Le film de la semaine

 

Cold War de Pawel Pawlikowski ****

Entre la Pologne et la France et entre 1949 et 1964, un homme et une femme s’entêtent à s’aimer malgré la force de l’Histoire qui ne cesse de les séparer. Un film simple et beau, qui capture l’essence d’un grand drame romanesque dans le petit flacon d’une ritournelle.

Reconduisant les partis pris esthétiques d’Ida (format carré, noir et blanc, cadrages sophistiqués), Cold War peut se visiter comme une (très belle) expo photo. Pourtant c’est aussi, et peut-être avant tout, un film sonore. Au-delà du fait que la musique y joue un rôle central, la bande-son elle-même semble conçue comme une musique à part entière, dans laquelle les sons, les voix, les soupirs ou les silences s’agencent rythmiquement autour d’une mélodie, sentimentale et lancinante. Le récit, suivant une histoire d’amour sur quinze années, brasse une ample matière romanesque, que l’on imaginerait a priori vouée à nourrir une grande fresque. Mais Pawlikowski, lui, choisit de la traiter sur le mode elliptique et doucement mélancolique d’une chanson, genre “On s’est connu, on s’est reconnu, on s’est perdu de vue, etc.” Les années passent, rapides comme des phares de voiture dans la nuit. Les péripéties dramatiques, les grands événements, sont renvoyés d’un coup d’essuie-glace dans le noir qui sépare chacun des tableaux. Et alors, ce qui remonte, comme la voix au-dessus des orchestrations, c’est ce qui court entre les événements, c’est-à-dire l’amour qui unit ses deux héros, et dont la permanence inflexible est le vrai sujet de la chanson. Ainsi, on peut avoir l’impression que dans Cold War, l’émotion est absente, mais en fait elle n’est juste pas celle que l’on attend. Elle est ailleurs, autrement. Elle est dans l’interférence entre une ellipse et un regard. Elle est dans la beauté des actes qui se passent d’explications. Elle est dans le fait de montrer l’amour comme quelque chose d’aussi simple et entêtant que trois notes de musique bien placées et répétées ad libitum. Elle est dans cette pudeur des chansons tristes, qui savent raconter un drame sans en faire une tragédie.
N.M.

 

 

LES AUTRES SORTIES DE LA SEMAINE

Les Âmes mortes ****
Wang Bing revient sur la terrible répression que subirent des centaines de milliers de Chinois considérés comme “droitiers” à partir de 1957. Un véritable document d’histoire pétri d’humanité, terrible et riche en informations, à voir et à méditer.
G.R.

Bamse au pays des voleurs **
À destination d’un très jeune public, les aventures de l’ours le plus fort du monde sont agréablement mises en image.

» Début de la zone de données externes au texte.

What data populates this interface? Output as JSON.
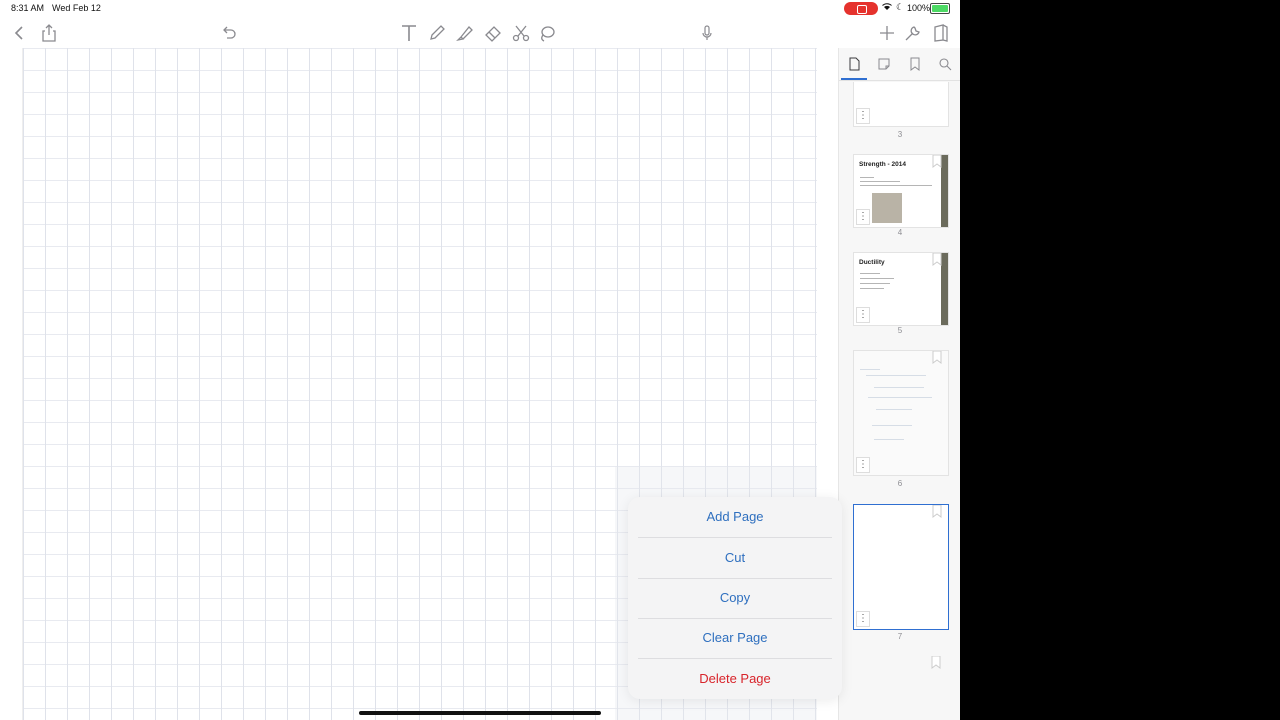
{
  "status_bar": {
    "time": "8:31 AM",
    "date": "Wed Feb 12",
    "battery_text": "100%",
    "battery_level": 1.0,
    "record_color": "#e5322d"
  },
  "toolbar": {
    "icons": [
      "back-chevron-icon",
      "share-icon",
      "undo-icon",
      "text-tool-icon",
      "pen-icon",
      "highlighter-icon",
      "eraser-icon",
      "scissors-icon",
      "lasso-icon",
      "microphone-icon",
      "add-icon",
      "wrench-icon",
      "notebook-icon"
    ]
  },
  "sidebar": {
    "tabs": [
      "pages-tab-icon",
      "outline-tab-icon",
      "bookmark-tab-icon",
      "search-tab-icon"
    ],
    "thumbnails": [
      {
        "page": "3"
      },
      {
        "page": "4",
        "title": "Strength - 2014"
      },
      {
        "page": "5",
        "title": "Ductility"
      },
      {
        "page": "6"
      },
      {
        "page": "7",
        "selected": true
      }
    ]
  },
  "context_menu": {
    "items": [
      {
        "label": "Add Page"
      },
      {
        "label": "Cut"
      },
      {
        "label": "Copy"
      },
      {
        "label": "Clear Page"
      },
      {
        "label": "Delete Page",
        "destructive": true
      }
    ]
  },
  "colors": {
    "accent": "#2f6fd1",
    "menu_text": "#2e6fbf",
    "destructive": "#d8242b"
  }
}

Les cinéphiles plus âgés, en revanche, regretteront le ton volontiers moralisateur et l’extrême classicisme de l’animation.
J.C.

Chair de poule 2 **
Adapté de la collection de livres à succès, ce nouveau Chair de poule, qui raconte les aventures d’un pantin de ventriloque qui prend vie, revisite les poncifs du film d’épouvante à destination des préadolescents. Rétro et sympathique.
M.Q.

Dakini **
Bhoutan. Enquêtant sur la disparition d’une nonne bouddhiste, un détective tombe sous le charme d’une mystérieuse femme, présumée coupable. Non sans quelques longueurs, ce premier film séduit par son caractère indicible et ses personnages complexes.
S.H.

L’Envers d’une histoire ***
En faisant de son appartement familial un atlas subjectif de la Serbie, la réalisatrice Mila Turajlic, dont c’est ici le deuxième long métrage après Cinema komunisto (2010), dresse avec brio l’histoire d’une famille, d’un pays et d’un peuple dans la tourmente.
M.Du.

Le Grand bain ***
De la natation synchronisée comme antidépresseur. Une comédie écrite et drôle. Un joyeux bras d’honneur adressé à l’esprit compétitif de l’époque. Des acteurs avec qui on a envie de partir en vacances. En gros, un film qui a tout pour plaire.
N.M.

Halloween **
Au croisement entre le reboot et une suite inédite du fameux film de John Carpenter, le nouvel Halloween mélange étude de caractères et slasher classique, pour un résultat plutôt humble – malgré la touche auteurisante de David Gordon Green – et bien mené.
S.G.

Jean-Christophe & Winnie ***
De ce joli divertissement sépia, jamais cynique, émane un charme daté, dont l’esprit de sérieux à toute épreuve et la foi dans un imaginaire partageable permettent de passer outre l’absence de style et l’arythmie discursive – voire mieux, d’en faire une force.
C.D.

Quién te cantará **
Frappée d’amnésie après un accident, une célèbre chanteuse demande son aide à une fan pour réapprendre sa musique. Baigné d’une atmosphère onirique, ce drame espagnol dresse un double portrait dont le mystère et l’intensité ne nous parviennent pas tout à fait.
J.L.

Six portraits XL : 2
Deux nouveaux portraits signés Cavalier : celui de Jacquotte, qui visite chaque année la maison de son enfance, et celui de Daniel, vérificateur obsessionnel et amateur de jeux à gratter. Le filmeur, à l’exquise délicatesse, intrigue et séduit une nouvelle fois.
G.R.

La Tendre indifférence du monde ***
Un film de grande beauté. Comme chez Mizoguchi, la beauté formelle sert à montrer la beauté et la cruauté de ce qui est filmé. La composition des plans et le jeu des acteurs magnifient la confrontation entre un mafieux et une jeune femme chargée de sauver les siens.
P.F.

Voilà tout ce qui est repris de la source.